La Triple Frontière, entre Brésil, Argentine et Paraguay, un carrefour criminel de plus en plus emprunté

A l’embouchure des fleuves Paraná et Iguazú, trois villes se font face :  Ciudad del Este côté paraguayen, Foz do Iguaçu côté brésilien et Puerto Iguazú côté argentin. Ciudad del Este est la deuxième ville la plus peuplée du Paraguay ; il s’agit de la zone franche la plus étendue d’Amérique du Sud. Celle-ci attire des milliers de consommateurs brésiliens en quête de divers produits sur un marché où les contrefaçons sont nombreuses. Chaque année, les échanges se chiffrent à plusieurs milliards de dollars, ce qui fait de Ciudad del Este la troisième zone franche la plus active au monde, derrière Hong Kong et Miami.

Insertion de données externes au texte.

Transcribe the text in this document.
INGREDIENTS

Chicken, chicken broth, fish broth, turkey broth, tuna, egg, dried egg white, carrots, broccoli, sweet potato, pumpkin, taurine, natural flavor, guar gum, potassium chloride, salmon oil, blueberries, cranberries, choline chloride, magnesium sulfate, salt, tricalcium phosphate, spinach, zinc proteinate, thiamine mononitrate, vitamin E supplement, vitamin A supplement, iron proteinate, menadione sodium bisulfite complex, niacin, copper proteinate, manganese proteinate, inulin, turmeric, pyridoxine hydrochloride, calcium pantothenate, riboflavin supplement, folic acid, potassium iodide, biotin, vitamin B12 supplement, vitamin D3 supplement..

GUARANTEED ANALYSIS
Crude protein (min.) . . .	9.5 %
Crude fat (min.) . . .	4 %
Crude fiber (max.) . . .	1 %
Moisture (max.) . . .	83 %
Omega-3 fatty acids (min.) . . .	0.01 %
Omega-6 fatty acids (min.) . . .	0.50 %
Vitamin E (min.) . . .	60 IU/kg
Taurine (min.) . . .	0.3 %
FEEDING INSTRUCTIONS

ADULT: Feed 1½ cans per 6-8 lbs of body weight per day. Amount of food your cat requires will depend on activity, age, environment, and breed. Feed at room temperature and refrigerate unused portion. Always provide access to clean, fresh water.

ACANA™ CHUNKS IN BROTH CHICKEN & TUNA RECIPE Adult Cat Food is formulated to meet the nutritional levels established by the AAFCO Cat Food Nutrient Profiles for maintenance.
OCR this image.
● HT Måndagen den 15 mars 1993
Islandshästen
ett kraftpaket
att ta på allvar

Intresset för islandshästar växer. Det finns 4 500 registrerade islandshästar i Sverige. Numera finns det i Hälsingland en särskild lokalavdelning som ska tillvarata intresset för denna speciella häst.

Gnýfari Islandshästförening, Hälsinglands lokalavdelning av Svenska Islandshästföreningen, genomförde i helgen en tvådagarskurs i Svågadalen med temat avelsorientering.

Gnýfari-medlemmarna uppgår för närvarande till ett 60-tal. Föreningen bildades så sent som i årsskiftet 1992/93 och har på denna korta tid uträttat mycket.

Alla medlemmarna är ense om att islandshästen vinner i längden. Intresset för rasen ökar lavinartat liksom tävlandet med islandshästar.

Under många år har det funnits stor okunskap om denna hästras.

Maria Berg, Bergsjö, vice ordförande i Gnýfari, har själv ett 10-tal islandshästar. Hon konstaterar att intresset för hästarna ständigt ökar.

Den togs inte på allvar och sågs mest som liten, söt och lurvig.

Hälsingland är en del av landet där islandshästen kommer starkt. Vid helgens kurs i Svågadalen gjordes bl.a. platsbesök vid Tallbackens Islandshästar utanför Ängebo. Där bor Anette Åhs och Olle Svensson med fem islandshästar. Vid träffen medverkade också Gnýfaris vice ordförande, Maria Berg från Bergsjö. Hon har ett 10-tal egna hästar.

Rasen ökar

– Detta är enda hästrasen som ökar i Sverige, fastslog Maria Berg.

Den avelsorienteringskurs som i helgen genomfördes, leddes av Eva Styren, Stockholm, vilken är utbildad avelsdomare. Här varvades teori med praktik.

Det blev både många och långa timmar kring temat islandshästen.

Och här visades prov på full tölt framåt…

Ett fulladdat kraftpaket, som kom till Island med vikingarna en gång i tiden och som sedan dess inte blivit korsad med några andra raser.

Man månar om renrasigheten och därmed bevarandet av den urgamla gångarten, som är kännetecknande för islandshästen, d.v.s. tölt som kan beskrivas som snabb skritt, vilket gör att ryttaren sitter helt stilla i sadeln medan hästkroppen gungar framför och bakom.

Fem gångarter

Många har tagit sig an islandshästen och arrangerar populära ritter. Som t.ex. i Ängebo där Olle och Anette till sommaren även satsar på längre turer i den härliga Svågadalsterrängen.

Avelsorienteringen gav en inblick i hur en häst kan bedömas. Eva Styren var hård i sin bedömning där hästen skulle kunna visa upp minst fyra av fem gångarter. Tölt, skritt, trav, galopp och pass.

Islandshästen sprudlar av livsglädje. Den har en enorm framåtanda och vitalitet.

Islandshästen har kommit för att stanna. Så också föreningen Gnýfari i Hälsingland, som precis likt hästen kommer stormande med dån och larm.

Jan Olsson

Ces échanges très intenses ne cessent de croître, favorisés par la dynamique d’intégration commerciale et institutionnelle liée à la création du Mercosur en 1991 (Traité d’Asunción), dont les trois pays sont membres. Avec ses innombrables vendeurs de rue, ses magasins et ses centres commerciaux, Ciudad del Este a ainsi l’allure d’un gigantesque marché régional.

Mais ces villes sont au cœur de nombreux trafics. Les principales sources illégales de revenus sont la cocaïne, le cannabis, les opiacés, le trafic d’êtres humains, le vol, le trafic d’armes, la délinquance environnementale et les mines illégales, selon une enquête du site Insight Crime (2021). Une multitude d’organisations criminelles opère dans cette région appelée les “Nations unies du crime”. Parmi celles-ci, on compte des cartels colombiens, brésiliens, mexicains, mais aussi des membres d’organisations criminelles italiennes, turques, ukrainiennes, japonaises et des triades chinoises.

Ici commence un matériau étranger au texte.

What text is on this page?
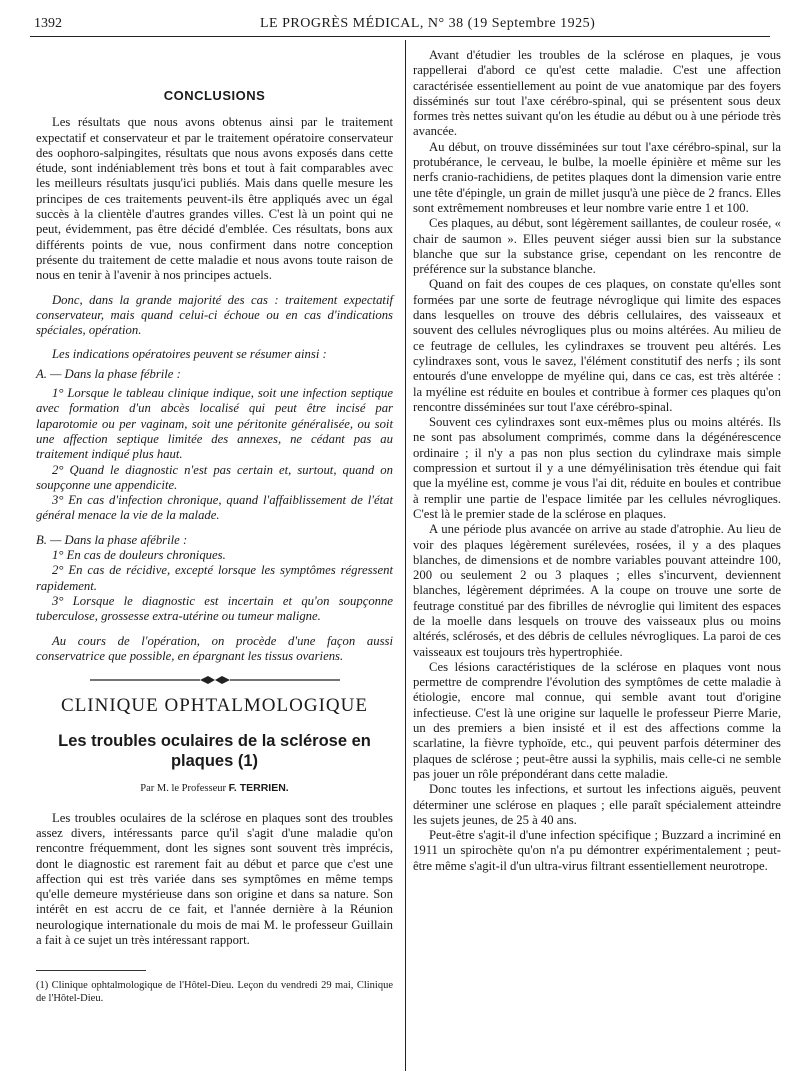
1392	LE PROGRÈS MÉDICAL, N° 38 (19 Septembre 1925)
CONCLUSIONS

Les résultats que nous avons obtenus ainsi par le traitement expectatif et conservateur et par le traitement opératoire conservateur des oophoro-salpingites, résultats que nous avons exposés dans cette étude, sont indéniablement très bons et tout à fait comparables avec les meilleurs résultats jusqu'ici publiés. Mais dans quelle mesure les principes de ces traitements peuvent-ils être appliqués avec un égal succès à la clientèle d'autres grandes villes. C'est là un point qui ne peut, évidemment, pas être décidé d'emblée. Ces résultats, bons aux différents points de vue, nous confirment dans notre conception présente du traitement de cette maladie et nous avons toute raison de nous en tenir à l'avenir à nos principes actuels.

Donc, dans la grande majorité des cas : traitement expectatif conservateur, mais quand celui-ci échoue ou en cas d'indications spéciales, opération.

Les indications opératoires peuvent se résumer ainsi :

A. — Dans la phase fébrile :

1° Lorsque le tableau clinique indique, soit une infection septique avec formation d'un abcès localisé qui peut être incisé par laparotomie ou per vaginam, soit une péritonite généralisée, ou soit une affection septique limitée des annexes, ne cédant pas au traitement indiqué plus haut.

2° Quand le diagnostic n'est pas certain et, surtout, quand on soupçonne une appendicite.

3° En cas d'infection chronique, quand l'affaiblissement de l'état général menace la vie de la malade.

B. — Dans la phase afébrile :

1° En cas de douleurs chroniques.

2° En cas de récidive, excepté lorsque les symptômes régressent rapidement.

3° Lorsque le diagnostic est incertain et qu'on soupçonne tuberculose, grossesse extra-utérine ou tumeur maligne.

Au cours de l'opération, on procède d'une façon aussi conservatrice que possible, en épargnant les tissus ovariens.

CLINIQUE OPHTALMOLOGIQUE
Les troubles oculaires de la sclérose en plaques (1)
Par M. le Professeur F. TERRIEN.

Les troubles oculaires de la sclérose en plaques sont des troubles assez divers, intéressants parce qu'il s'agit d'une maladie qu'on rencontre fréquemment, dont les signes sont souvent très imprécis, dont le diagnostic est rarement fait au début et parce que c'est une affection qui est très variée dans ses symptômes en même temps qu'elle demeure mystérieuse dans son origine et dans sa nature. Son intérêt en est accru de ce fait, et l'année dernière à la Réunion neurologique internationale du mois de mai M. le professeur Guillain a fait à ce sujet un très intéressant rapport.

(1) Clinique ophtalmologique de l'Hôtel-Dieu. Leçon du vendredi 29 mai, Clinique de l'Hôtel-Dieu.

Avant d'étudier les troubles de la sclérose en plaques, je vous rappellerai d'abord ce qu'est cette maladie. C'est une affection caractérisée essentiellement au point de vue anatomique par des foyers disséminés sur tout l'axe cérébro-spinal, qui se présentent sous deux formes très nettes suivant qu'on les étudie au début ou à une période très avancée.

Au début, on trouve disséminées sur tout l'axe cérébro-spinal, sur la protubérance, le cerveau, le bulbe, la moelle épinière et même sur les nerfs cranio-rachidiens, de petites plaques dont la dimension varie entre une tête d'épingle, un grain de millet jusqu'à une pièce de 2 francs. Elles sont extrêmement nombreuses et leur nombre varie entre 1 et 100.

Ces plaques, au début, sont légèrement saillantes, de couleur rosée, « chair de saumon ». Elles peuvent siéger aussi bien sur la substance blanche que sur la substance grise, cependant on les rencontre de préférence sur la substance blanche.

Quand on fait des coupes de ces plaques, on constate qu'elles sont formées par une sorte de feutrage névroglique qui limite des espaces dans lesquelles on trouve des débris cellulaires, des vaisseaux et souvent des cellules névrogliques plus ou moins altérées. Au milieu de ce feutrage de cellules, les cylindraxes se trouvent peu altérés. Les cylindraxes sont, vous le savez, l'élément constitutif des nerfs ; ils sont entourés d'une enveloppe de myéline qui, dans ce cas, est très altérée : la myéline est réduite en boules et contribue à former ces plaques qu'on rencontre disséminées sur tout l'axe cérébro-spinal.

Souvent ces cylindraxes sont eux-mêmes plus ou moins altérés. Ils ne sont pas absolument comprimés, comme dans la dégénérescence ordinaire ; il n'y a pas non plus section du cylindraxe mais simple compression et surtout il y a une démyélinisation très étendue qui fait que la myéline est, comme je vous l'ai dit, réduite en boules et contribue à remplir une partie de l'espace limitée par les cellules névrogliques. C'est là le premier stade de la sclérose en plaques.

A une période plus avancée on arrive au stade d'atrophie. Au lieu de voir des plaques légèrement surélevées, rosées, il y a des plaques blanches, de dimensions et de nombre variables pouvant atteindre 100, 200 ou seulement 2 ou 3 plaques ; elles s'incurvent, deviennent blanches, légèrement déprimées. A la coupe on trouve une sorte de feutrage constitué par des fibrilles de névroglie qui limitent des espaces de la moelle dans lesquels on trouve des vaisseaux plus ou moins altérés, sclérosés, et des débris de cellules névrogliques. La paroi de ces vaisseaux est toujours très hypertrophiée.

Ces lésions caractéristiques de la sclérose en plaques vont nous permettre de comprendre l'évolution des symptômes de cette maladie à étiologie, encore mal connue, qui semble avant tout d'origine infectieuse. C'est là une origine sur laquelle le professeur Pierre Marie, un des premiers a bien insisté et il est des affections comme la scarlatine, la fièvre typhoïde, etc., qui peuvent parfois déterminer des plaques de sclérose ; peut-être aussi la syphilis, mais celle-ci ne semble pas jouer un rôle prépondérant dans cette maladie.

Donc toutes les infections, et surtout les infections aiguës, peuvent déterminer une sclérose en plaques ; elle paraît spécialement atteindre les sujets jeunes, de 25 à 40 ans.

Peut-être s'agit-il d'une infection spécifique ; Buzzard a incriminé en 1911 un spirochète qu'on n'a pu démontrer expérimentalement ; peut-être même s'agit-il d'un ultra-virus filtrant essentiellement neurotrope.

Outre les ponts, les échanges entre les rives des fleuves se font aussi sur des barges avec pour destination finale les ports du Brésil ou de l’Argentine vers l’océan Atlantique. La cocaïne, elle, cultivée au Pérou ou en Bolivie arrive dans la région de la Triple frontière soit par la route, soit par les airs dans de petits avions qui atterrissent dans des aéroports clandestins, soit sur l’un des cours d’eau de la sous-région. 

La drogue a pour destination l’Europe essentiellement. Dans l’édition 2023 de son rapport mondial sur la cocaïne, l’Office des Nations unies contre la drogue et le crime (ONUDC) présente cette voie d’eau comme le principal canal d’exportation des drogues vers le marché européen. Plusieurs réseaux opèrent dans la région avec en tête de lice le PCC brésilien, le Primer Comando da Capital qui serait à l’origine du « tsunami » de cocaïne qui a envahi l’Europe ces dernières années. 

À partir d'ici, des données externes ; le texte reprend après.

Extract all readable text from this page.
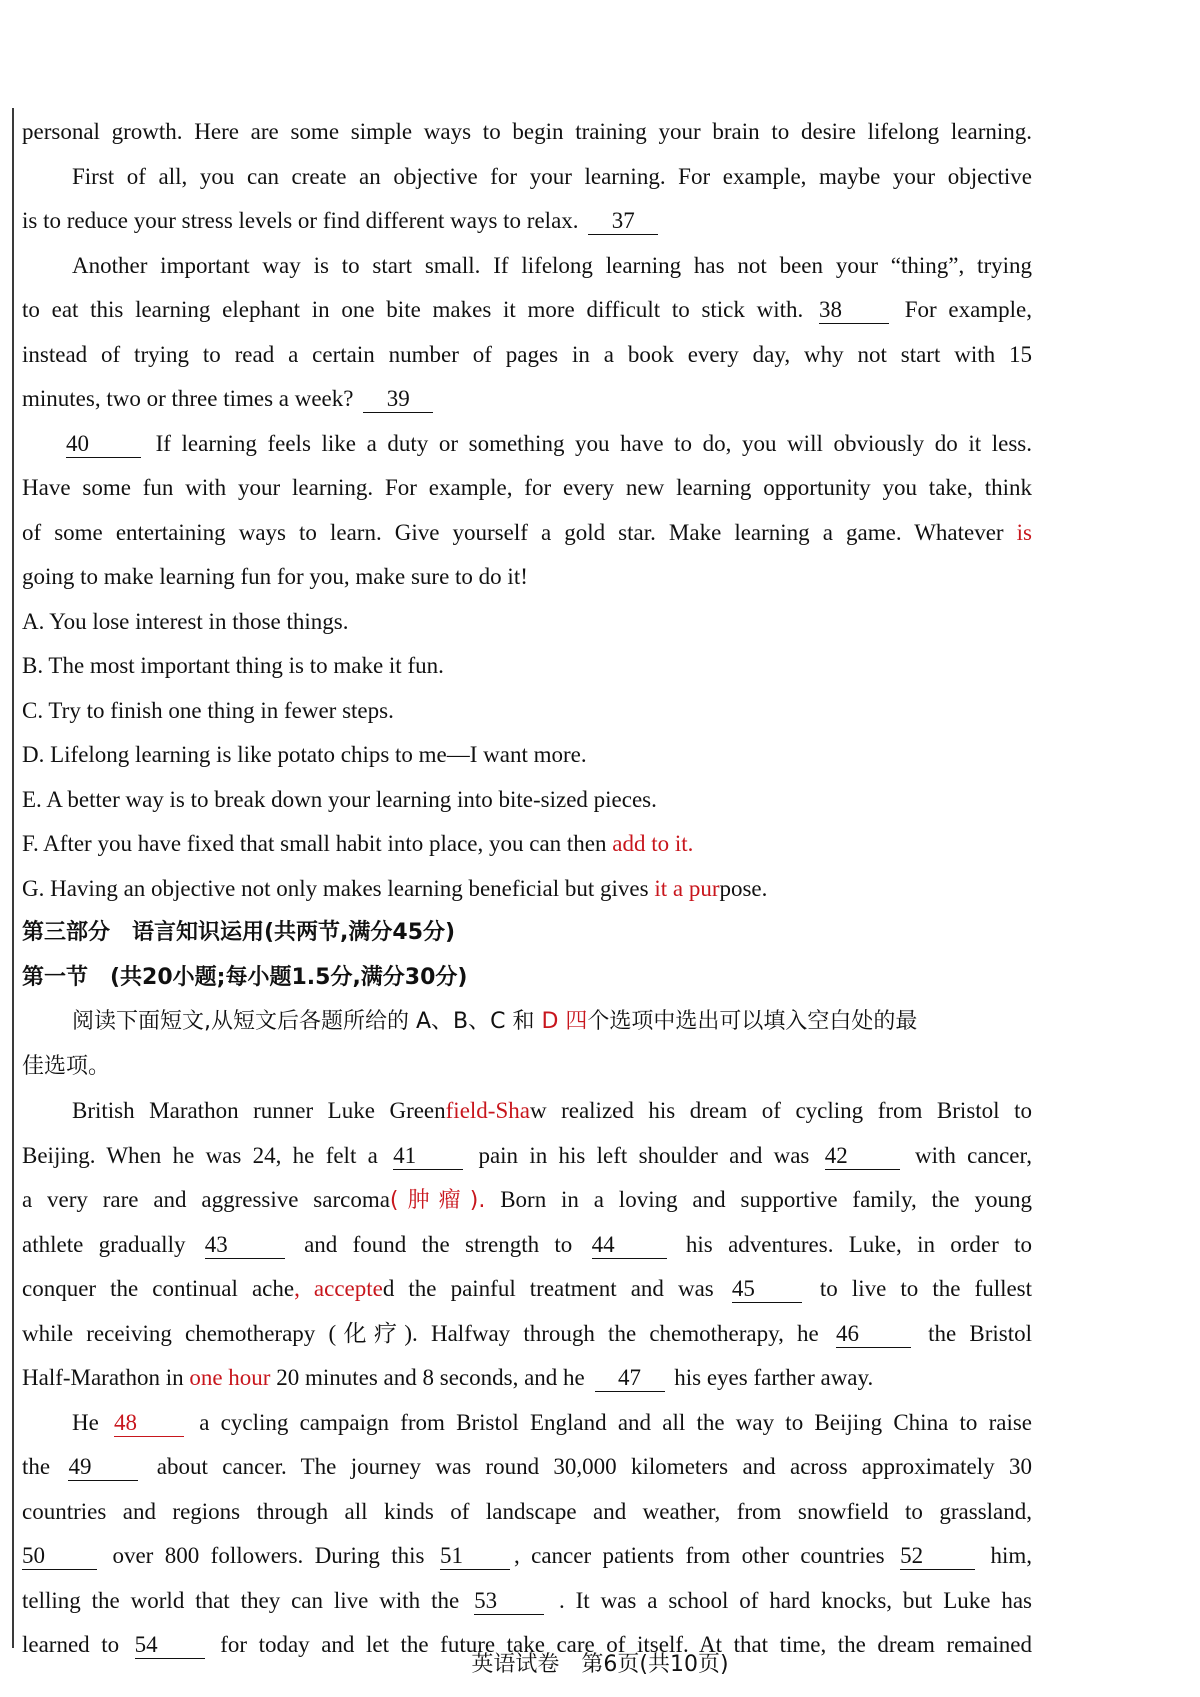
personal growth. Here are some simple ways to begin training your brain to desire lifelong learning.
First of all, you can create an objective for your learning. For example, maybe your objective
is to reduce your stress levels or find different ways to relax. 37
Another important way is to start small. If lifelong learning has not been your “thing”, trying
to eat this learning elephant in one bite makes it more difficult to stick with. 38	For example,
instead of trying to read a certain number of pages in a book every day, why not start with 15
minutes, two or three times a week? 39
40	If learning feels like a duty or something you have to do, you will obviously do it less.
Have some fun with your learning. For example, for every new learning opportunity you take, think
of some entertaining ways to learn. Give yourself a gold star. Make learning a game. Whatever is
going to make learning fun for you, make sure to do it!
A. You lose interest in those things.
B. The most important thing is to make it fun.
C. Try to finish one thing in fewer steps.
D. Lifelong learning is like potato chips to me—I want more.
E. A better way is to break down your learning into bite-sized pieces.
F. After you have fixed that small habit into place, you can then add to it.
G. Having an objective not only makes learning beneficial but gives it a purpose.
第三部分　语言知识运用(共两节,满分45分)
第一节　(共20小题;每小题1.5分,满分30分)
阅读下面短文,从短文后各题所给的 A、B、C 和 D 四个选项中选出可以填入空白处的最
佳选项。
British Marathon runner Luke Greenfield-Shaw realized his dream of cycling from Bristol to
Beijing. When he was 24, he felt a 41	pain in his left shoulder and was 42	with cancer,
a very rare and aggressive sarcoma(肿瘤). Born in a loving and supportive family, the young
athlete gradually 43	and found the strength to 44	his adventures. Luke, in order to
conquer the continual ache, accepted the painful treatment and was 45	to live to the fullest
while receiving chemotherapy (化疗). Halfway through the chemotherapy, he 46	the Bristol
Half-Marathon in one hour 20 minutes and 8 seconds, and he 47 his eyes farther away.
He 48	a cycling campaign from Bristol England and all the way to Beijing China to raise
the 49	about cancer. The journey was round 30,000 kilometers and across approximately 30
countries and regions through all kinds of landscape and weather, from snowfield to grassland,
50	over 800 followers. During this 51 , cancer patients from other countries 52	him,
telling the world that they can live with the 53	. It was a school of hard knocks, but Luke has
learned to 54	for today and let the future take care of itself. At that time, the dream remained
英语试卷　第6页(共10页)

Le manque de vigilance -contraint ou volontaire- des pouvoirs publics et des forces de sécurité (corruption à grande échelle) et leur manque de moyens permet au trafic de prospérer.  Ainsi, en 1996, les pays frontaliers ont mis en place une coordination douanière et policière chargée de lutter contre le crime organisé (accord de Puerto Iguazu). Mais cette coordination est rapidement apparue comme démunie face aux ressources des organisations criminelles.

En février 2025, l’Argentine et le Paraguay ont relancé leur coopération en matière de sécurité en signant la déclaration dite de Clorinda. L’implication des Etats-Unis dans le dossier – et la proximité entre les présidents Trump, Milei et Noboa – renforcent cette volonté de coopérer. 

Pour conclure, la Triple Frontière représente un défi pour les États riverains qui doivent coordonner leur action pour enrayer le trafic et ses causes sur le plan interne (pauvreté, corruption, manque d’accès à l’éducation et aux soins…).